The Serbs in Bosnia-Herzegovina defied restrictions on Sunday to celebrate the prohibited national holiday of the autonomous Serb Republic.
Jan. 9 marks the date in 1992 when Bosnian Serbs declared independence, triggering a war in which 100,000 were killed. It also coincides with the Serbian Orthodox Christian holiday.
It was this religious component that led Bosnia-Herzegovina's Constitutional Court to declare the holiday illegal as it discriminated against the region's Catholic Croat and Muslim Bosniak communities.
Taking part in the parade were more than 800 armed police officers, including members of anti-terrorist units, gendarmerie and cavalry, who marched alongside students, war veterans and athletes through the streets of the region's largest city Banja Luka.
Crowds of onlookers and those marching waved Serb red, blue and white flags. The members of a special police unit sang songs referring to the Serb Republic as the state of Christian heritage.

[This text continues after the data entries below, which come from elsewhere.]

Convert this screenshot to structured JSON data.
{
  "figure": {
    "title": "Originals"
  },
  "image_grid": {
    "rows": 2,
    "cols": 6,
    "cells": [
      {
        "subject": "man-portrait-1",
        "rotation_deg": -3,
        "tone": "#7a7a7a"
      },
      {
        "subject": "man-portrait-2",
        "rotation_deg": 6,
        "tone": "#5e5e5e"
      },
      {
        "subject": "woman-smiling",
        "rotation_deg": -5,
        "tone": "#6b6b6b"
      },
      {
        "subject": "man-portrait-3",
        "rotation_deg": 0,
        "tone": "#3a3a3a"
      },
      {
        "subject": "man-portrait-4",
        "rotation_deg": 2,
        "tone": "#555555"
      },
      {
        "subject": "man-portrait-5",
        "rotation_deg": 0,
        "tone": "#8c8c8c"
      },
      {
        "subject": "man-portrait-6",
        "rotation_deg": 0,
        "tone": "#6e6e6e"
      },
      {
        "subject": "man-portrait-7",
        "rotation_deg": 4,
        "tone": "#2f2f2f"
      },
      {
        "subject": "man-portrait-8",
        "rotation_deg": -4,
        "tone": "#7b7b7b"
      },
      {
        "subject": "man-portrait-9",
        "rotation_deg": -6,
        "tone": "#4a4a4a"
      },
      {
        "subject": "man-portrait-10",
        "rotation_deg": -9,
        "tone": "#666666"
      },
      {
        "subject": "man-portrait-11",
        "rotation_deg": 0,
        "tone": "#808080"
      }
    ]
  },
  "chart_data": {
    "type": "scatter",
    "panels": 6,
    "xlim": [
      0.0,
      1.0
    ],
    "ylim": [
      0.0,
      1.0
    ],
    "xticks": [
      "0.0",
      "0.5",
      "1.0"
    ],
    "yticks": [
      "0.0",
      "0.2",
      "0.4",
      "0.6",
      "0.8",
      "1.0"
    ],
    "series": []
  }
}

There was no sign of the Serb regiment of Bosnia-Herzegovina's joint armed forces, which had been deployed to the parade in previous years. Instead, the focus was on the militarized police force, which led the parade with specially designed combat vehicles as helicopters hovered above.
"There is no freedom for the Serb people without the state," Milorad Dodik, who is currently serving as the Serb member in Bosnia-Herzegovina's tripartite interethnic presidency, said in an address to the crowd watching the parade.
Dodik, a pro-Russian nationalist, has repeatedly threatened to pull out the Serb representatives from Bosnia-Herzegovina's armed forces, tax system and judiciary and create Serb separate institutions.
Last Wednesday, he was freshly sanctioned by the United States for corruption and threatening the stability and territorial integrity of Bosnia-Herzegovina.
The U.S.-brokered Dayton peace agreement in 1995 ended 3-1/2 years of ethnic warfare in Bosnia, dividing the Balkan country into two autonomous regions – the Serb Republic and the Federation dominated by Bosniaks and Croats.
Dodik's secessionist rhetoric of recent months has encouraged Serb nationalists who in recent days provoked incidents across the Serb Republic, firing in the air near the mosques during prayers, publicly praising convicted war criminals and threatening their Muslim neighbors.